We chose organic salmon carpaccio, caper ‘kachumbar’ (£8) and seared king scallops and devon crab cake (£12.50) to start, followed by baked sea bream, green spices and yoghurt rice (£16), French black leg chicken and broken wheat ‘kichri’ (£18) with a side of black lentils (£4) and steamed rice (£2.50) for main. We then opted for saffron poached pear with star anise ice cream (£6) and Valrhona dark chocolate souffle with cinnamon cream anglaise and pistachio crisp (£7.50) for dessert.
But first we were treated to a pre starter. Stupidly, as I was so excited, I failed to write down what it was, so I’m sorry that I can’t share that with you. We also polished off a selection of three breads with chutneys (£5) before our starters arrived.

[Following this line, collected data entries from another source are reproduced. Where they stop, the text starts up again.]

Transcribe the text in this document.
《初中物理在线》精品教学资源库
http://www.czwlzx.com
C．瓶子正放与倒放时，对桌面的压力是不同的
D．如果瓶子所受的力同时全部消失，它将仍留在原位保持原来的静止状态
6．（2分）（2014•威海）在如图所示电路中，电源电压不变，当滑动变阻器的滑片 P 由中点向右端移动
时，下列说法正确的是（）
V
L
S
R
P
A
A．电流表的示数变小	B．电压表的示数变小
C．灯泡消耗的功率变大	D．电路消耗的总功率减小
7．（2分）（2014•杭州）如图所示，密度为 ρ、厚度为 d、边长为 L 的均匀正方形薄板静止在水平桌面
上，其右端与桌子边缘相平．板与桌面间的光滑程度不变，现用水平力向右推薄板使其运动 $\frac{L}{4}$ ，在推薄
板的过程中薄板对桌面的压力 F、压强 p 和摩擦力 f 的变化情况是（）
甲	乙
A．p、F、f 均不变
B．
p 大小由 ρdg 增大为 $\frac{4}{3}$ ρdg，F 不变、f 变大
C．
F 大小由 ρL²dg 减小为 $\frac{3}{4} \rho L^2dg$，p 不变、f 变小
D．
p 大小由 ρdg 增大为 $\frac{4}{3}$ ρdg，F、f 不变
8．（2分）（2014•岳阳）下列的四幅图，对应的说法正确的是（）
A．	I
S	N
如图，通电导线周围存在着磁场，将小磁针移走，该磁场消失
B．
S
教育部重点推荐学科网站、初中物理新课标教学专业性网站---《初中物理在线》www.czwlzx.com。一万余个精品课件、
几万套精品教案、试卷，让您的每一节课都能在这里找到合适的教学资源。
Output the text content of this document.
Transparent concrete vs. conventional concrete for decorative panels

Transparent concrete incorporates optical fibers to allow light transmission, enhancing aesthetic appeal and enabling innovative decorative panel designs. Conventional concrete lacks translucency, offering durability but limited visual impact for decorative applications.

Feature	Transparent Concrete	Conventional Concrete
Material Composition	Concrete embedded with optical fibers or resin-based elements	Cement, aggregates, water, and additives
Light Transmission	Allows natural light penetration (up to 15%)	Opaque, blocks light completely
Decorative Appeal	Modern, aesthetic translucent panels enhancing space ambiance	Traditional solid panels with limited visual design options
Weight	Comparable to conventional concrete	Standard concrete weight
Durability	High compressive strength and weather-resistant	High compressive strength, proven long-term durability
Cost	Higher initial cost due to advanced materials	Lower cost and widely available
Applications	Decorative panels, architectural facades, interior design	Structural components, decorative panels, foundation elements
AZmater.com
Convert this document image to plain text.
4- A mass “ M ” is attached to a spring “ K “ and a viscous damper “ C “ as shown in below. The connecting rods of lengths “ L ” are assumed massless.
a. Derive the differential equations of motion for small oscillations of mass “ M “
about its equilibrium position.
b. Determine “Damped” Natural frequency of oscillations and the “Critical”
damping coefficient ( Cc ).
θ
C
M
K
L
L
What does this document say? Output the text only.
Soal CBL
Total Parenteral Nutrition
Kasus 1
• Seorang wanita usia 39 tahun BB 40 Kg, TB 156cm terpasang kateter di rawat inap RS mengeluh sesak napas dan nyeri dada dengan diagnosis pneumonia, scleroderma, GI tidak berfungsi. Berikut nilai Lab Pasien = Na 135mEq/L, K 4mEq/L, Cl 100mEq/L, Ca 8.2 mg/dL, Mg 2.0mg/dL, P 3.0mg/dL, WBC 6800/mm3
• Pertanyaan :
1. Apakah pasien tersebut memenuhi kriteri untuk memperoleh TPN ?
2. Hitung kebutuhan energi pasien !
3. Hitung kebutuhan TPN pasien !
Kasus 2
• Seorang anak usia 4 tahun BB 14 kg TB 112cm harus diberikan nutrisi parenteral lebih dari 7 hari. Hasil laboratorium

The scallop starter was impressive – a delicate mix of spices, rich crab cakes and tender scallops. The salmon carpacchio was less so and was more like a hefty plate of smoked salmon with a few capers dotted around the plate.
Our black chicken dish was brilliant. Tender chicken breast sat in a well seasoned bowl of spiced broken wheat and flaked almonds. I will forever remember the sea bass dish, not for the piece of fish, but for the unbelievable yoghurt rice and pomegranate that sat on the plate. It was the highlight of my whole evening, partly because it tasted so fantastic, rich and creamy but also because I have never tried anything quite like it before.
We were struggling to think about dessert before it arrived as we had eaten so much food before hand but we managed it. The poached pear was really nothing special but the accompanying star anise ice cream was. But this dessert was nothing compared to the Valrhona dark chocolate souffle with cinnamon cream anglaise. The souffle was sweet and light and matched perfectly with the rich and creamy cream anglaise.
Not content with feeding us enough food to last us a good couple of days, we enjoyed a mini coconut friand like cake post dessert. Service was swift, which meant that no longer than an hour and a half after arriving, we were back out of the door, full, satisfied and with a lasting memory.